Third, there is the spirit of rebellion.  Some do not want to be fenced in.  The letter ties them down to some things that they do not want to do, or that seem foolish to them.  The letter forbids what they want to do, so they rebel against the letter.   So they talk against the letter, and rationalize to the extent that they assure themselves that they are right in talking against the letter.  It is wrong to follow the letter, good is evil (Isaiah 5:20, 21).  Just follow the spirit, they say.  In other words, do not let anything tie you down.  Do not be definite.  Wander off into some vague realm of the letterless spirit, and you can do anything you want to just so you keep telling yourself that you have the right spirit.

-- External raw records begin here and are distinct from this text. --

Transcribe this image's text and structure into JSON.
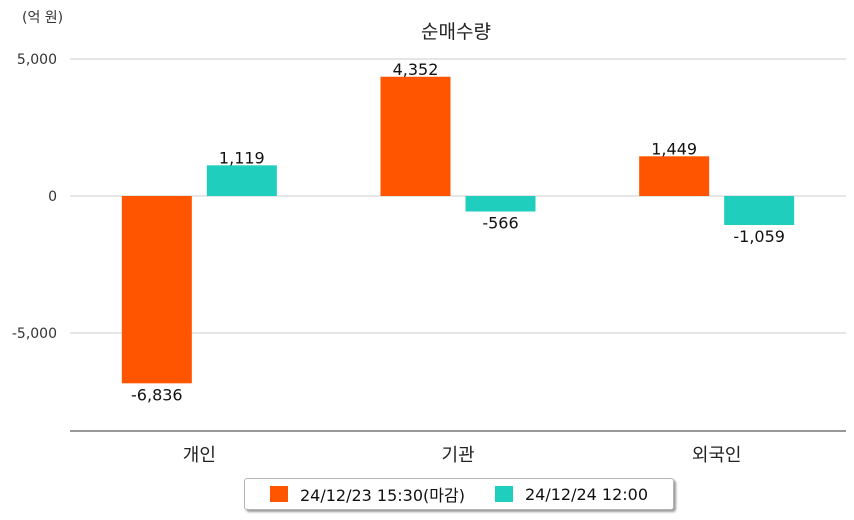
{
  "chart_data": {
    "type": "bar",
    "title": "순매수량",
    "unit_label": "(억 원)",
    "categories": [
      "개인",
      "기관",
      "외국인"
    ],
    "series": [
      {
        "name": "24/12/23 15:30(마감)",
        "color": "#ff5500",
        "values": [
          -6836,
          4352,
          1449
        ]
      },
      {
        "name": "24/12/24 12:00",
        "color": "#1fcebd",
        "values": [
          1119,
          -566,
          -1059
        ]
      }
    ],
    "yticks": [
      5000,
      0,
      -5000
    ],
    "ytick_labels": [
      "5,000",
      "0",
      "-5,000"
    ],
    "ylim": [
      -8500,
      5000
    ],
    "grid": true,
    "legend_position": "bottom"
  }
}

The spirit of rebellion may be called forth when an individual has a “pet project,” and someone asks him for Scriptural authority, or attacks it on the ground that it is unscriptural.  The individual is so sold on the “project” that he just cannot stand it, and because he may be unable to find scriptural authority, or may be irked because such is requested, he rebels against the whole idea of being bound by “thus says the Lord.”  All who insist that we are so bound are called legalists, and the individual who refuses to be bound and regard himself as a liberal who is loyal to Christ by being loyal to some vague “spirit” which is not fenced in by any letter.  Thus the individual not only justifies his “pet project,” but he also convinces himself that he is the individual who is right and that others are wrong for even demanding scriptural authority.

God has fenced men in from the beginning.  The spirit of a thing is fenced in by the letter of the thing.  We know nothing of its spirit except through what the word teaches us, and the spirit which the teaching of the Lord produces when followed.  Of course, love for the Lord is to be in all of our obedience, for the letter tells us that we must love.  But love is fenced in so one cannot launch out on an uncharted, unbounded ocean of life where he can sail as he pleases, in any direction he pleases, and to any port which he pleases.

God bounded love when he said, “If ye love me, keep my commandments” (John 14:15).  Some think that, if they are friends of Christ, they can do anything, but Jesus said: “Ye are my friends, if ye do whatsoever I command you” (John 15:14).  God has fenced the “spirit” of the commandment so that, if you ignore the commandment, you are surely without its spirit.  He knew how men would prefer to ignore all fences by talking about the “spirit” of the commandment, so he fenced us in, and thus without concern for the letter one does not have the spirit of the commandment (John 14:15).  Brother, you ought not to jump the fence, for if you do you will land where Adam landed when he jumped the fence, i.e., under God’s disfavor. And when you are caught in the trap of your own transgressions, it will be futile to say something about “booby-trap religion.”

[The above article was handed to us decades ago, but it had no source stated.  An internet search did not indicate where it may have been originally found.]